Simple HDF5 in Python and Fortran
Using the popular HDF5 I/O library with Python and Fortran.
HDF5 is one of the most popular I/O libraries in HPC. It uses a familiar filesystem hierarchy; it is flexible, self-describing, and portable across operating systems and hardware; can store text and binary data, can be used by parallel applications (MPI), has a large number of language plugins; and is fairly easy to use.
In a previous article, I introduced HDF5, focusing on the concepts and strengths. In this article. I want to give a quick introduction to HDF5 through some simple code examples. The goal is not to dive deep into HDF5 but to illustrate the basics of using it. I'll start with Python because it is a widely used language and the HDF5 Python library h5py is very easy to use and very easy to understand. I also want to illustrate how to use HDF5 with a compiled language. In particular, I want to use Fortran for illustrating how a compiled program works with HDF5.
h5py Python Library
H5py is the dominant Python interface to HDF5. It is included with many Python distributions and with most Linux distributions. For the examples here, I use the Anaconda Python distribution for Python 2.7.

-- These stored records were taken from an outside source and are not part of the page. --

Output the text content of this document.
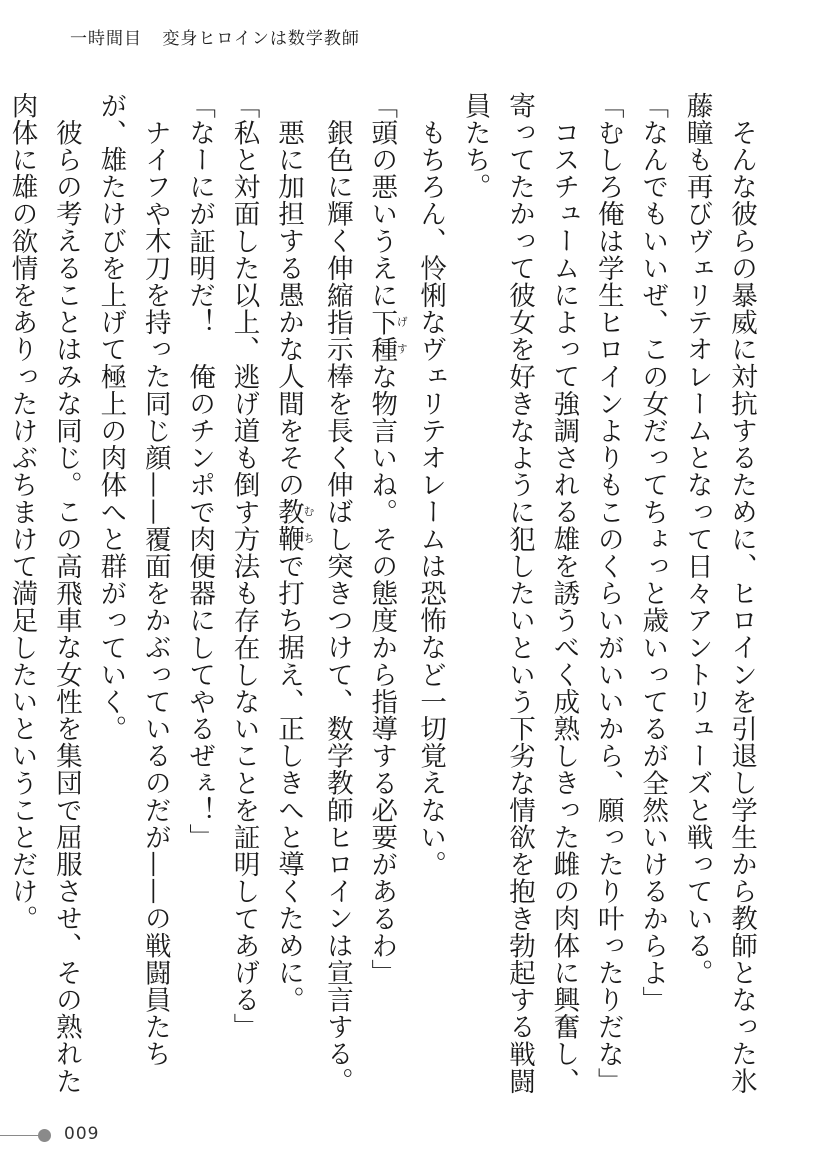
一時間目 変身ヒロインは数学教師

そんな彼らの暴威に対抗するために、ヒロインを引退し学生から教師となった氷藤瞳も再びヴェリテオレームとなって日々アントリューズと戦っている。

「なんでもいいぜ、この女だってちょっと歳いってるが全然いけるからよ」

「むしろ俺は学生ヒロインよりもこのくらいがいいから、願ったり叶ったりだな」

コスチュームによって強調される雄を誘うべく成熟しきった雌の肉体に興奮し、寄ってたかって彼女を好きなように犯したいという下劣な情欲を抱き勃起する戦闘員たち。

もちろん、怜悧なヴェリテオレームは恐怖など一切覚えない。

「頭の悪いうえに下種げすな物言いね。その態度から指導する必要があるわ」

銀色に輝く伸縮指示棒を長く伸ばし突きつけて、数学教師ヒロインは宣言する。

悪に加担する愚かな人間をその教鞭むちで打ち据え、正しきへと導くために。

「私と対面した以上、逃げ道も倒す方法も存在しないことを証明してあげる」

「なーにが証明だ！　俺のチンポで肉便器にしてやるぜぇ！」

ナイフや木刀を持った同じ顔——覆面をかぶっているのだが——の戦闘員たちが、雄たけびを上げて極上の肉体へと群がっていく。

彼らの考えることはみな同じ。この高飛車な女性を集団で屈服させ、その熟れた肉体に雄の欲情をありったけぶちまけて満足したいということだけ。

009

The examples I use in this article are fairly simple and are derived from the Quick Start page on the h5py website. The first example simply illustrates a few concepts, such as:
- Opening an HDF5 file for writing
- Creating data sets
- Creating groups
The simple Python script in Listing 1 incorporates these concepts.
Listing 1: Starting Out with h5py
01 #!/home/laytonjb/anaconda2/bin/python 02 03 import h5py 04 import numpy as np 05 06 # =================== 07 # Main Python section 08 # =================== 09 # 10 if __name__ == '__main__': 11 12 f = h5py.File("mytestfile.hdf5", "w") 13 14 dset = f.create_dataset("mydataset", (100,), dtype='i') 15 16 dset[...] = np.arange(100) 17 18 print "dset.shape = ",dset.shape 19 20 print "dset.dtype = ",dset.dtype 21 22 print "dset.name = ",dset.name 23 24 print "f.name = ",f.name 25 26 grp = f.create_group("subgroup"); 27 28 dset2 = grp.create_dataset("another_dataset", (50,), dtype='f'); 29 print "dset2.name = ",dset2.name 30 31 dset3 = f.create_dataset('subgroup2/dataset_three', (10,), dtype='i') 32 print "dset3.name = ",dset3.name 33 34 # end if
The first h5py command is line 12, which opens a file for writing. If the file exists, it will overwrite; if it doesn't exist, it will create the file. Remember that HDF5 is really a container for data objects. When you create a file, the library creates a number of defaults, such as the root group (/). Therefore the file will be non-zero in size, even if no data or attributes are written into it.
After the file is opened and created, a data set with 100 integers is created (mydataset in line 14). At this point, only the object for the dataset is created in the file (dataspace). Line 16 puts data into the data object using numpy. Notice that you can put data into the object, and the h5py library will take care of updating the HDF5 file. We could also modify the data in the file.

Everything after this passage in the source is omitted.